The slowdown compared to conventional (highly tuned) summation ranges from
3x (n=1M on 1 processor)  to 1.2x (n=1M on p=1024 processors, each processor
getting 1024 summands). Increasing the number of registers from 6 to 2*K (for K>3)
lowers the error bound to roughly
(**)      n*2^(40*(1-K))*max_i |s_i| + 7*macheps*|S|
and raises the cost to roughly (3*K-2)*n flops. It is possible to imagine
additional specialized floating point operations to accelerate this; we have
spoken to one hardware vendor about this possibility (at their request).

For details, and a preliminary release of the ReproBLAS (Reproducible BLAS)
based on this approach, see
    http://bebop.cs.berkeley.edu/reproblas/index.php
We are close to a new release, and also a more comprehensive description
of the algorithms, error bounds and software.

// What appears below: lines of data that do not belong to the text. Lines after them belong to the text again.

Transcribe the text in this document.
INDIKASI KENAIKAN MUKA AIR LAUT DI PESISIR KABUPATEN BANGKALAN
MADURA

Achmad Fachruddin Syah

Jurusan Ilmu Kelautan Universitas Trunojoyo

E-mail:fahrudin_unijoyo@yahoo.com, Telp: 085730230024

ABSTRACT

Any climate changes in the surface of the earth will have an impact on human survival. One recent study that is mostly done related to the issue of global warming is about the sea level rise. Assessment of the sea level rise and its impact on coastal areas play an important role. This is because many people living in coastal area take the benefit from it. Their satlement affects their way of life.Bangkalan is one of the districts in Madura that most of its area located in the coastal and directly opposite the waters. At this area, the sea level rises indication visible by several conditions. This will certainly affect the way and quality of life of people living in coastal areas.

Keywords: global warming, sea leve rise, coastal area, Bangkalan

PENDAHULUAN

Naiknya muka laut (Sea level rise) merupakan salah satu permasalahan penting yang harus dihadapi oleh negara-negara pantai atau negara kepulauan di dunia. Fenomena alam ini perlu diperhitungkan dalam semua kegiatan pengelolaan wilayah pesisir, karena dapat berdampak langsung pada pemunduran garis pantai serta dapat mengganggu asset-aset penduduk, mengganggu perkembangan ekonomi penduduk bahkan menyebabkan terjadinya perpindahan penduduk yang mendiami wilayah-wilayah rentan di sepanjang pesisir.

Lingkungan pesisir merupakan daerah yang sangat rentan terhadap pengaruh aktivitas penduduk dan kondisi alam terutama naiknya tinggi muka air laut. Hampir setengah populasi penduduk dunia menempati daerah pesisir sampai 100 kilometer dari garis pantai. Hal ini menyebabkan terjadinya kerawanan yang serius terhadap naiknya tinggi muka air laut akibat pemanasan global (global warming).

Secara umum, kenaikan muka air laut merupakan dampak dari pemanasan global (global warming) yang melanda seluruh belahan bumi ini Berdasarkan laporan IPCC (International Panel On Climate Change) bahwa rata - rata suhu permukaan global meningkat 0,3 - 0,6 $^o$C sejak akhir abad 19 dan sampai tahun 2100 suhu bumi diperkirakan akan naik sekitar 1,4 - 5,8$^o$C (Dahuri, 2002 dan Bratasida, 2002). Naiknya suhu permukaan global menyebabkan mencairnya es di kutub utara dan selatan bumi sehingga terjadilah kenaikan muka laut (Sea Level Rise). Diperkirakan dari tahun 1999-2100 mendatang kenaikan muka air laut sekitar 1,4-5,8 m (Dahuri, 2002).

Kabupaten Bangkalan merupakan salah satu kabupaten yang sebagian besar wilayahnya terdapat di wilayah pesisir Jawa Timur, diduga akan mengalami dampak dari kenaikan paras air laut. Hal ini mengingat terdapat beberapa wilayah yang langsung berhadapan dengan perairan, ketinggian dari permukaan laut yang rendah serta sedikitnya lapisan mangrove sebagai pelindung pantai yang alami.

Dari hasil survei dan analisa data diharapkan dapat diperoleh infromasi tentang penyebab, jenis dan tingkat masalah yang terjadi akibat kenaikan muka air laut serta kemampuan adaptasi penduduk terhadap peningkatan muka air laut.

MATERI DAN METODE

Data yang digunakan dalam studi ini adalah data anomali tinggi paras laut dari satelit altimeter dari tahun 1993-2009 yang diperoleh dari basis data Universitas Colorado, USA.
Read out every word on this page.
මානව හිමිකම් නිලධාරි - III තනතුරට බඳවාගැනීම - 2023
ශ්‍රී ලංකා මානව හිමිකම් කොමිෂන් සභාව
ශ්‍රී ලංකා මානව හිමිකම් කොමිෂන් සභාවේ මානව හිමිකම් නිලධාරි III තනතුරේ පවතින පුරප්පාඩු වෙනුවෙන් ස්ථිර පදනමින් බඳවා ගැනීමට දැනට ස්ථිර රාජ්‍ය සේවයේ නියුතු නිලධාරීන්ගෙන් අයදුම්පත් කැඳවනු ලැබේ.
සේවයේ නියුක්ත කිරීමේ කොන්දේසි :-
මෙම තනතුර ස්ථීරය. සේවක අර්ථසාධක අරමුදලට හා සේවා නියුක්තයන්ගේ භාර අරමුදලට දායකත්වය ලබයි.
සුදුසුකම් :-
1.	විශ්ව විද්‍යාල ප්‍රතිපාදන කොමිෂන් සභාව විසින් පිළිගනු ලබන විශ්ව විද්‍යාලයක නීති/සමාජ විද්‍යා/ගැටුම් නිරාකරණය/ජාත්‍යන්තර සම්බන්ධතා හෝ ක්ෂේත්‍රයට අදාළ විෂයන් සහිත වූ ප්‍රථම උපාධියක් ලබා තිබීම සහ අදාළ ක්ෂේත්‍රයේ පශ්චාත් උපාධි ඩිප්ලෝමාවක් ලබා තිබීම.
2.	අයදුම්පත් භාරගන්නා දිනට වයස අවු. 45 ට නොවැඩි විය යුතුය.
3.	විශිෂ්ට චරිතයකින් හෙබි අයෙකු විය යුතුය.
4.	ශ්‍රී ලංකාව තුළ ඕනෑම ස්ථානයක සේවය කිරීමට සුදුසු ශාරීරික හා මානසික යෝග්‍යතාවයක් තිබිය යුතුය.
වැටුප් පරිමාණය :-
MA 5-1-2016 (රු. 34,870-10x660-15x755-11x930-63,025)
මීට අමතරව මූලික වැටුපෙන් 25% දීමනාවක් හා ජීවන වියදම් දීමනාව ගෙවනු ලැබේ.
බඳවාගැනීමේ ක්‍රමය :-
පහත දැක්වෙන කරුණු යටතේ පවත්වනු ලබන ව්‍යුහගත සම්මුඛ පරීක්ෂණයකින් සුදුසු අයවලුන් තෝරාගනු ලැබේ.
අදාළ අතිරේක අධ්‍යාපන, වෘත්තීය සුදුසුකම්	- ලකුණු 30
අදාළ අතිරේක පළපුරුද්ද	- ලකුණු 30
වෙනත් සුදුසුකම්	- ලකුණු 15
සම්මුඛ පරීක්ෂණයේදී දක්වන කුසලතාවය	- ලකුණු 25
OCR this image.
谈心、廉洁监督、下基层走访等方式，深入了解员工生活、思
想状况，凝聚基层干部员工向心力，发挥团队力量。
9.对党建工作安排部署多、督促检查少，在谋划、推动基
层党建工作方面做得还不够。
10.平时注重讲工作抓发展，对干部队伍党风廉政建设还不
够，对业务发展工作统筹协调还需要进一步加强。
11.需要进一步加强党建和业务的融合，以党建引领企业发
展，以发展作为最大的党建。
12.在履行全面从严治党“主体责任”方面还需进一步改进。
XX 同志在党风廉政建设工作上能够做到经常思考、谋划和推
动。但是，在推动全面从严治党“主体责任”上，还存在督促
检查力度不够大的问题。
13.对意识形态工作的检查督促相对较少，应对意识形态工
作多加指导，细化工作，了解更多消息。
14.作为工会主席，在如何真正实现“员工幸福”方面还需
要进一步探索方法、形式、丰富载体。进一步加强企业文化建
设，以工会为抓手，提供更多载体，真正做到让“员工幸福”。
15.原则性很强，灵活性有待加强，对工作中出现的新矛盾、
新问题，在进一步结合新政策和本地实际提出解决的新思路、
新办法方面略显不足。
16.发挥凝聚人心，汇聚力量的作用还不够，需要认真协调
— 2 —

This email exchange raises the natural question of whether this (and related) algorithms could be modified to provide interval bounds. It seems straightforward to use the error bound (*) or (**) to create guaranteed and reproducible upper and
lower bounds, and I expect that they could be tightened.

This is joint work with Diep Nguyen and Peter Ahrens. There is a growing amount of other related work (see our references), motivated by the fact that even your multicore laptop no longer guarantees reproducible results because of nonassociative
floating point addition, combined with nondeterministic execution order.

In fact Intel recently released a new version of MKL with "CNR" = Conditional Numerical Reproducibility that guarantees reproducibility, provided that the user guarantees to use the same number of cores. This was (obviously) motivated by
customer demand, a primary reason being debugging. MKL CNR works by
guaranteeing the order of execution, but this approach does not scale up
to large numbers of processors.

Jim Demmel



On 1/1/16 12:22 AM, Ulrich Kulisch wrote:
Dear friends,

I wish you all a happy and successful year 2016!

For my more recent mails to the group I did not get a siungle reply. Nevertheless I attach a not yet published paper:

High Speed Associative Accumulation of Floating-point Numbers and Floating-point Intervals

It may help one or the other to understand a secret for success of interval arithmetic.

Best regards
Ulrich